It was a true sucker’s rally earlier this week: investors around the world piled into shares on Tuesday before having second thoughts in Europe and then America overnight. And local investors got sucked in and then spat out today with the market off 122 points, or around 2.4%, in the first half hour.
Predictions that the worst could be over following Tuesday’s rally proved premature as the commodities bubble headed south. Gold, oil, copper, wheat, corn, sugar and a host of other commodities all slumped sharply in value. Gold shed $US59 an ounce, its biggest ever single one day fall as financial investors and other players took profits and ran.
But they obviously didn’t head for the stockmarket because the Dow, S&P 500 and Nasdaq all had heavy losses: the Dow shed 293. The popping of the commodity bubble was heard on Monday but ignored in Tuesday’s euphoria. Yesterday investors got the message and they headed for the safety of the bond market or cash.
Helping investors make up their minds was a slight upturn in the value of the US dollar yesterday. Not much, but enough to give credence to claims the Fed was not going to continue cutting rates as quickly as it has been.
As a result, speculators who had shorted the yen or euro to buy commodities had to close out contracts: they got nervous and decided cash was best.
The yield on the three month US treasury note fell to the lowest level since 1958, just 0.56%. That’s less than the 0.75% cut in the Federal Funds Rate on Tuesday. The yield on 10 year US treasury bonds dropped to 3.34%, reversing the biggest rise in four years on Tuesday after the Fed cut rates; the yield on the two year bond tumbled to 1.47%.

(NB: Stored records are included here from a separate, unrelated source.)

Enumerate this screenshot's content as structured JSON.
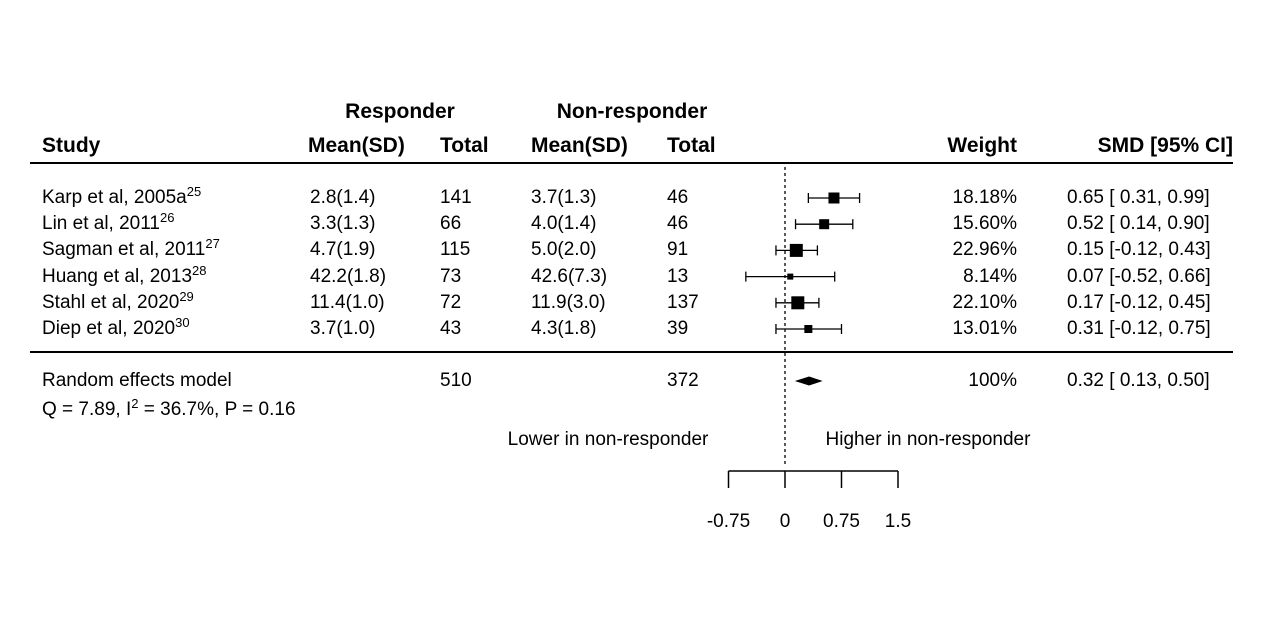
{
  "figure": {
    "background": "#ffffff",
    "ink_color": "#000000"
  },
  "chart_data": {
    "type": "forest",
    "title": "",
    "group_headers": [
      "Responder",
      "Non-responder"
    ],
    "columns": {
      "study": "Study",
      "mean_sd": "Mean(SD)",
      "total": "Total",
      "weight": "Weight",
      "smd": "SMD [95% CI]"
    },
    "studies": [
      {
        "label": "Karp et al, 2005a",
        "ref": "25",
        "responder_mean_sd": "2.8(1.4)",
        "responder_total": "141",
        "nonresponder_mean_sd": "3.7(1.3)",
        "nonresponder_total": "46",
        "weight": "18.18%",
        "smd": 0.65,
        "ci_low": 0.31,
        "ci_high": 0.99,
        "smd_text": "0.65 [ 0.31, 0.99]",
        "marker_size": 11
      },
      {
        "label": "Lin et al, 2011",
        "ref": "26",
        "responder_mean_sd": "3.3(1.3)",
        "responder_total": "66",
        "nonresponder_mean_sd": "4.0(1.4)",
        "nonresponder_total": "46",
        "weight": "15.60%",
        "smd": 0.52,
        "ci_low": 0.14,
        "ci_high": 0.9,
        "smd_text": "0.52 [ 0.14, 0.90]",
        "marker_size": 10
      },
      {
        "label": "Sagman et al, 2011",
        "ref": "27",
        "responder_mean_sd": "4.7(1.9)",
        "responder_total": "115",
        "nonresponder_mean_sd": "5.0(2.0)",
        "nonresponder_total": "91",
        "weight": "22.96%",
        "smd": 0.15,
        "ci_low": -0.12,
        "ci_high": 0.43,
        "smd_text": "0.15 [-0.12, 0.43]",
        "marker_size": 13
      },
      {
        "label": "Huang et al, 2013",
        "ref": "28",
        "responder_mean_sd": "42.2(1.8)",
        "responder_total": "73",
        "nonresponder_mean_sd": "42.6(7.3)",
        "nonresponder_total": "13",
        "weight": "8.14%",
        "smd": 0.07,
        "ci_low": -0.52,
        "ci_high": 0.66,
        "smd_text": "0.07 [-0.52, 0.66]",
        "marker_size": 6
      },
      {
        "label": "Stahl et al, 2020",
        "ref": "29",
        "responder_mean_sd": "11.4(1.0)",
        "responder_total": "72",
        "nonresponder_mean_sd": "11.9(3.0)",
        "nonresponder_total": "137",
        "weight": "22.10%",
        "smd": 0.17,
        "ci_low": -0.12,
        "ci_high": 0.45,
        "smd_text": "0.17 [-0.12, 0.45]",
        "marker_size": 13
      },
      {
        "label": "Diep et al, 2020",
        "ref": "30",
        "responder_mean_sd": "3.7(1.0)",
        "responder_total": "43",
        "nonresponder_mean_sd": "4.3(1.8)",
        "nonresponder_total": "39",
        "weight": "13.01%",
        "smd": 0.31,
        "ci_low": -0.12,
        "ci_high": 0.75,
        "smd_text": "0.31 [-0.12, 0.75]",
        "marker_size": 8
      }
    ],
    "summary": {
      "label": "Random effects model",
      "responder_total": "510",
      "nonresponder_total": "372",
      "weight": "100%",
      "smd": 0.32,
      "ci_low": 0.13,
      "ci_high": 0.5,
      "smd_text": "0.32 [ 0.13, 0.50]",
      "het_prefix": "Q = 7.89, I",
      "het_sup": "2",
      "het_suffix": " = 36.7%, P = 0.16"
    },
    "axis": {
      "range": [
        -0.75,
        1.5
      ],
      "ticks": [
        -0.75,
        0,
        0.75,
        1.5
      ],
      "tick_labels": [
        "-0.75",
        "0",
        "0.75",
        "1.5"
      ],
      "zero_line": 0
    },
    "footer_labels": {
      "left": "Lower in non-responder",
      "right": "Higher in non-responder"
    }
  }
}
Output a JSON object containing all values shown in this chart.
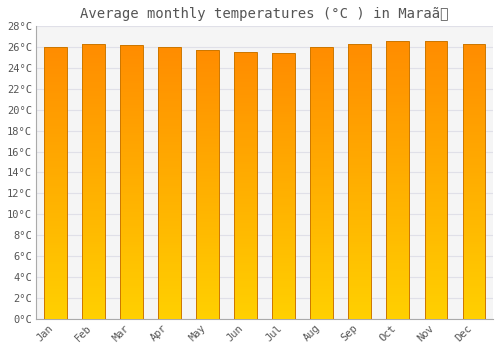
{
  "title": "Average monthly temperatures (°C ) in Maraã",
  "months": [
    "Jan",
    "Feb",
    "Mar",
    "Apr",
    "May",
    "Jun",
    "Jul",
    "Aug",
    "Sep",
    "Oct",
    "Nov",
    "Dec"
  ],
  "temperatures": [
    26.0,
    26.3,
    26.2,
    26.0,
    25.7,
    25.5,
    25.4,
    26.0,
    26.3,
    26.6,
    26.6,
    26.3
  ],
  "bar_color_bottom": "#FFB800",
  "bar_color_top": "#FF8C00",
  "bar_edge_color": "#CC7700",
  "ylim": [
    0,
    28
  ],
  "yticks": [
    0,
    2,
    4,
    6,
    8,
    10,
    12,
    14,
    16,
    18,
    20,
    22,
    24,
    26,
    28
  ],
  "ytick_labels": [
    "0°C",
    "2°C",
    "4°C",
    "6°C",
    "8°C",
    "10°C",
    "12°C",
    "14°C",
    "16°C",
    "18°C",
    "20°C",
    "22°C",
    "24°C",
    "26°C",
    "28°C"
  ],
  "background_color": "#ffffff",
  "plot_bg_color": "#f5f5f5",
  "grid_color": "#e0e0e8",
  "title_fontsize": 10,
  "tick_fontsize": 7.5,
  "font_color": "#555555",
  "bar_width": 0.6
}
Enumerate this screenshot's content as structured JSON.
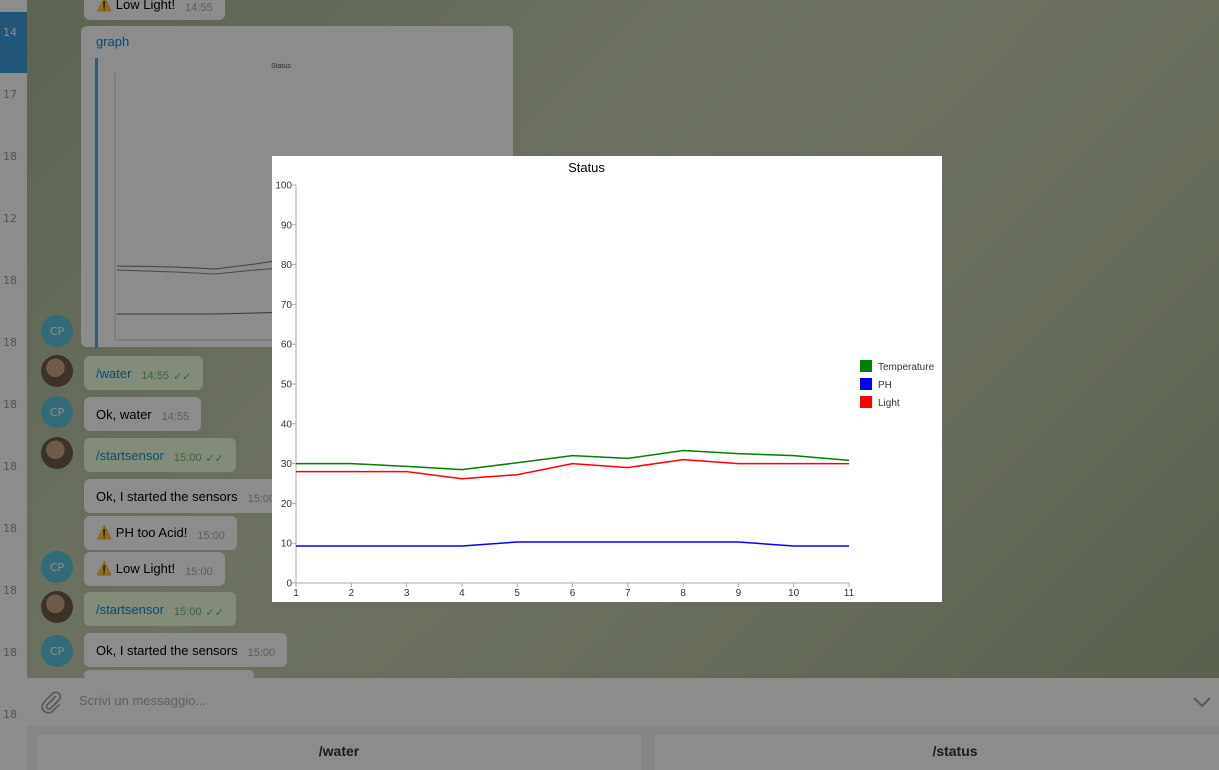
{
  "chat": {
    "messages": [
      {
        "text": "⚠️ Low Light!",
        "time": "14:55"
      },
      {
        "link": "graph"
      },
      {
        "cmd": "/water",
        "time": "14:55"
      },
      {
        "text": "Ok, water",
        "time": "14:55"
      },
      {
        "cmd": "/startsensor",
        "time": "15:00"
      },
      {
        "text": "Ok, I started the sensors",
        "time": "15:00"
      },
      {
        "text": "⚠️ PH too Acid!",
        "time": "15:00"
      },
      {
        "text": "⚠️ Low Light!",
        "time": "15:00"
      },
      {
        "cmd": "/startsensor",
        "time": "15:00"
      },
      {
        "text": "Ok, I started the sensors",
        "time": "15:00"
      }
    ],
    "avatar_initials": "CP",
    "thumb_title": "Status"
  },
  "sidebar": {
    "times": [
      "14",
      "17",
      "18",
      "12",
      "18",
      "18",
      "18",
      "18",
      "18",
      "18",
      "18",
      "18"
    ]
  },
  "composer": {
    "placeholder": "Scrivi un messaggio..."
  },
  "keyboard": {
    "buttons": [
      "/water",
      "/status"
    ]
  },
  "colors": {
    "temperature": "#008000",
    "ph": "#0000ff",
    "light": "#ff0000",
    "link": "#168acd",
    "accent": "#419fd9"
  },
  "chart_data": {
    "type": "line",
    "title": "Status",
    "x": [
      1,
      2,
      3,
      4,
      5,
      6,
      7,
      8,
      9,
      10,
      11
    ],
    "ylim": [
      0,
      100
    ],
    "yticks": [
      0,
      10,
      20,
      30,
      40,
      50,
      60,
      70,
      80,
      90,
      100
    ],
    "legend_position": "right",
    "series": [
      {
        "name": "Temperature",
        "color": "#008000",
        "values": [
          30,
          30,
          29.3,
          28.5,
          30.2,
          32,
          31.3,
          33.3,
          32.5,
          32,
          30.8
        ]
      },
      {
        "name": "PH",
        "color": "#0000ff",
        "values": [
          9.3,
          9.3,
          9.3,
          9.3,
          10.3,
          10.3,
          10.3,
          10.3,
          10.3,
          9.3,
          9.3
        ]
      },
      {
        "name": "Light",
        "color": "#ff0000",
        "values": [
          28,
          28,
          28,
          26.2,
          27.2,
          30,
          29,
          31,
          30,
          30,
          30
        ]
      }
    ]
  }
}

That’s a sign of very worried investors: people who are prepared to take half a per cent for three months are terrified of losing their money. One broker says its all about “capital preservation” not profits. So when you read about analyst upgrades for Macquarie Group and National Australia Bank, remember what the hard heads in the US are doing.
Meanwhile, London markets fell by around 60 points after rumours emerged of a bank having liquidity problems. The stories are being investigated by regulators who fear that it could be the work of groups shorting bank shares. HBOS, Britain’s biggest mortgage bank and owner of Bankwest, was the one most rumoured and its shares plunged 17% (after a big fall on Monday as well). The London Telegraph reported:
An email circulated in the City by an anonymous banker, seen by The Daily Telegraph, falsely alleged that a newspaper was to run an article today on problems at HBOS which “will raise the spectre of a run on the bank”.
It was also falsely alleged that HBOS, Britain’s biggest mortgage lender, had sought emergency talks with the Bank of England over the Easter weekend.
Those claims are being investigated by the FSA, but the fact they were believed by so many investors shows just how delicate sentiment is at the moment.